Highlights
• The world is already emerging from the deepest and possibly shortest recession in modern history. But investing is likely to become more—not less—challenging.

• Massive monetary policy stimulus has helped restore order and confidence. At the same time, lower yields mean investors have to take on more risk to generate income.

• We are seeing seismic shifts across financial markets and within key sectors and industries, creating more challenges and more opportunities.

The Bounce Has Begun; How High Can We Go?
Back in March, we were as stunned as anyone to be marching into an economic recession and an unprecedented global health crisis. We’re nearly as surprised to find, only three months later, that the global economy is once again expanding and financial asset prices are staging one of their strongest quarters in history. While health experts are quick to caution that the coronavirus remains a serious threat, high-frequency data—and our own eyes—tell us that commerce is returning as virus fears abate (wisely or not) and businesses reopen.

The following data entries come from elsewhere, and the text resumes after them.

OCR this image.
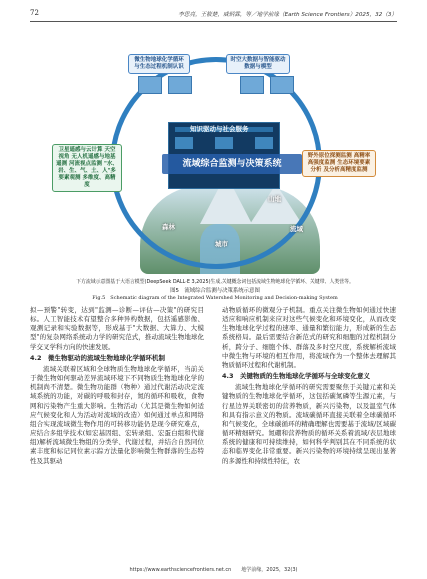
72	李思亮，王筱楚，威炳霖，等／地学前缘（Earth Science Frontiers）2025，32（3）
知识驱动与社会服务
流域综合监测与决策系统
微生物地球化学循环与生态过程机制认识
时空大数据与智能驱动数据与模型
卫星遥感与云计算 天空视角 无人机遥感与地基遥测 河流视点监测 "水、岩、生、气、土、人"多要素观测 多维度、高精度
野外原位探测监测 高精率高强度监测 生态环境要素分析 及分析高精度监测
山地
森林
城市
流域
下方流域示意图基于大语言模型(DeepSeek DALL·E 3,2025)生成,关键概念词包括流域生物地球化学循环、关键带、人类营等。
图5　流域综合监测与决策系统示意图
Fig.5　Schematic diagram of the Integrated Watershed Monitoring and Decision-making System

拟—预警"转变，达到"监测—诊断—评估—决策"的研究目标。人工智能技术有望整合多种异构数据，包括遥感影像、观测记录和实验数据等，形成基于"大数据、大算力、大模型"的复杂网络系统动力学的研究范式，推动流域生物地球化学交叉学科方向的快速发展。

4.2　微生物驱动的流域生物地球化学循环机制

流域关联着区域和全球物质生物地球化学循环，当前关于微生物如何驱动差异流域环境下不同物质生物地球化学的机制尚不清楚。微生物功能群（物种）通过代谢活动决定流域系统的功能，对碳的呼吸和封存，氮的循环和吸收，食物网和污染物产生重大影响。生物活动（尤其是微生物如何适应气候变化和人为活动对流域的改造）如何通过单点和网络组合实现流域微生物作用的可转移功能仍是现今研究难点，应结合多组学技术(如宏基因组、宏转录组、宏蛋白组和代谢组)解析流域微生物组的分类学、代谢过程，并结合自然同位素丰度和标记同位素示踪方法量化影响微生物群落的生态特性及其驱动

动物质循环的微观分子机制。重点关注微生物如何通过快速适应和响应机制来应对这些气候变化和环境变化，从而改变生物地球化学过程的速率、通量和繁衍能力，形成新的生态系统格局。最后需要结合新范式的研究和细胞的过程机制分析，跨分子、细胞个体、群落及多时空尺度，系统解析流域中微生物与环境的相互作用，将流域作为一个整体去理解其物质循环过程和代谢机制。

4.3　关键物质的生物地球化学循环与全球变化意义

流域生物地球化学循环的研究需要聚焦于关键元素和关键物质的生物地球化学循环，这包括碳氮磷等生源元素，与行星边界关联密切的营养物质，新兴污染物，以及温室气体和具有指示意义的物质。流域碳循环直接关联着全球碳循环和气候变化，全球碳循环的精确理解也需要基于流域/区域碳循环精细研究。氮硼和营养物质的循环关系着流域/表层地球系统的健康和可持续维持，如何科学判别其在不同系统的状态和临界变化非常重要。新兴污染物的环境持续呈现出显著的多源性和持续性特征，农

https://www.earthsciencefrontiers.net.cn　　地学前缘，2025，32(3)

And so, it seems, passes the 2020 recession, the deepest and the shortest downturn the world has experienced since World War II. The National Board of Economic Research has pegged February as the end of the longest uninterrupted period of growth in U.S. history, but it also acknowledged that a new expansion may have begun as early as May. Asia, especially China, has been expanding for a few months now given its earlier and generally more successful experience with the virus. And Europe, which has experienced the worst of the fatalities per capita, is being supported economically by its strong social safety net and aggressive economic stimulus. In the wake of this severe global downturn, we find a recovery of highly uncertain trajectory.

As the figure shows, we expect U.S. economic activity to return to its Q4 2019 peak in the second half of 2021, clocking this recovery at twice the speed of the one that began in mid-2009. While that forecast might appear optimistic, we also see unemployment remaining between 8% and 10% through much of 2021. That’s because restrictions on how certain businesses may operate in the phased reopening could cause job creation to lag even as the economy grows.
 
As we wrote in March, the speed and trajectory of this recovery will be largely determined by economic policy. Global fiscal policy has been effective so far at replacing lost income and helping businesses of all sizes stay afloat. With reopening underway, policymakers will need to do more to a) ensure financial conditions don’t tighten; and b) cushion the demand shock by assisting distressed industries and unemployed workers.

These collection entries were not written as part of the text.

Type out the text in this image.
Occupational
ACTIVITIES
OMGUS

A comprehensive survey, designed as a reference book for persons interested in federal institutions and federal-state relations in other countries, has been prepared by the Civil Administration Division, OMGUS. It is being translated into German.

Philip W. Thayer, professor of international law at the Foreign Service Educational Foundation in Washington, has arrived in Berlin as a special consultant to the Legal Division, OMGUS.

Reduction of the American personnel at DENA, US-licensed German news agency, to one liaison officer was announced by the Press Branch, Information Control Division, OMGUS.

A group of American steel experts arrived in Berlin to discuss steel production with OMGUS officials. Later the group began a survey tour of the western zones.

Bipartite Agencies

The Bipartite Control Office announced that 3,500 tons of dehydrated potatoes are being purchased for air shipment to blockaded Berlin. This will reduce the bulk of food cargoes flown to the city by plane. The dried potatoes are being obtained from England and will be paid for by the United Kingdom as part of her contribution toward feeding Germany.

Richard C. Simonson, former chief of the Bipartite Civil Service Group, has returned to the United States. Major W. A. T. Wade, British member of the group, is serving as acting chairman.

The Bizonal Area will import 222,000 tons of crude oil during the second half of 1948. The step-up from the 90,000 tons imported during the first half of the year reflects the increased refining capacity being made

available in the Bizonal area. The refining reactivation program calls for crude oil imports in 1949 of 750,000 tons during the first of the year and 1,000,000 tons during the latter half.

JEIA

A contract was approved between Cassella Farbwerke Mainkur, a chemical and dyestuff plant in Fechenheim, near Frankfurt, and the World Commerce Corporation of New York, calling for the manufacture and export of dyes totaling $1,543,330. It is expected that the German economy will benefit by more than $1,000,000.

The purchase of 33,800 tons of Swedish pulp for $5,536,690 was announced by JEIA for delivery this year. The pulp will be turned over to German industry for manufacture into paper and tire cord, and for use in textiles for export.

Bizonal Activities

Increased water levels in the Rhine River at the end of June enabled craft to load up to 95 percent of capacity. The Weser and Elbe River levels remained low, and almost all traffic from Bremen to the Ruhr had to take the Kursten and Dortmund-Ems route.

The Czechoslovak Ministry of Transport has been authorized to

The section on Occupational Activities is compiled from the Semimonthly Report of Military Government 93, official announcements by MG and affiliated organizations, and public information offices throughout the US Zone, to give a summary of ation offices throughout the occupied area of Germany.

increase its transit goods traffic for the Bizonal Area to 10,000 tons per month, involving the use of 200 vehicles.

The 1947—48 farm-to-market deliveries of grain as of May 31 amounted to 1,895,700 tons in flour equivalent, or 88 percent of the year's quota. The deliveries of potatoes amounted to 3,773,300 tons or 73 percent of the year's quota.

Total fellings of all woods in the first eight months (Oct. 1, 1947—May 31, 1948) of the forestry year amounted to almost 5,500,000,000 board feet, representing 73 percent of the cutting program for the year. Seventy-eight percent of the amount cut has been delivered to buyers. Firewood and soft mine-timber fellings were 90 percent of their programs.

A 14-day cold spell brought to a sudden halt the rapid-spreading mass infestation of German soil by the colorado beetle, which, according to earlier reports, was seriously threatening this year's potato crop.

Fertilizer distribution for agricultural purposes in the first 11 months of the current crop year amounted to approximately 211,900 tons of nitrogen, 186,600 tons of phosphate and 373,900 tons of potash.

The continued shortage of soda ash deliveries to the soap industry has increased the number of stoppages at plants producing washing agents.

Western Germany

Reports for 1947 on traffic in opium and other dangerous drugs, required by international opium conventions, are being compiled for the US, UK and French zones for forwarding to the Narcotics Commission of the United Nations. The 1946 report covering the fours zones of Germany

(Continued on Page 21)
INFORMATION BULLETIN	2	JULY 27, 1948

Proceed With Caution After A Fabulous Recovery Rally
It would have been nice to know with certainty in our last quarterly outlook how close we already were to “the bottom” in global financial markets, particularly equities. Stocks have staged arguably the most impressive and unexpected rally on record since their bottom in late March. The first stage of that rally was marked by subsiding panic about basic market functionality, thanks to a hefty dose of liquidity from the Federal Reserve and its global peers. The second stage was dominated by a relatively small number of high-growth companies, mainly in the U.S., that became more attractive for their abilities to generate profits during the economic shutdown. The latest stage since mid-May has been driven by evidence that the coronavirus is being contained and the global economy is getting back to work. Its leaders include non-U.S. markets and more cyclical companies with lower valuations. 

Despite rising equity market volatility in June, stocks are not likely to retest their March bottoms because a return to that level of panic remains unlikely. However, risk assets have undoubtedly priced in an optimistic scenario for the next 18 months: no serious second virus wave, a strong recovery in corporate profits and near-zero interest rates across the developed world. Only the last of the three assumptions seems solid to us.
 
Even so, valuation has become a concern, as the figure shows, as it was heading into this year. Interest rates have plunged and credit spreads have narrowed, even on lower-rated securities with elevated risks of default. And global equity markets are at their most expensive levels relative to expected earnings since the bursting of the technology bubble in the early 2000s. Even if stimulative economic policy helps markets continue to post impressive returns in the coming quarters, the long-term prospects for holders of diversified portfolios of publicly traded assets looks precarious.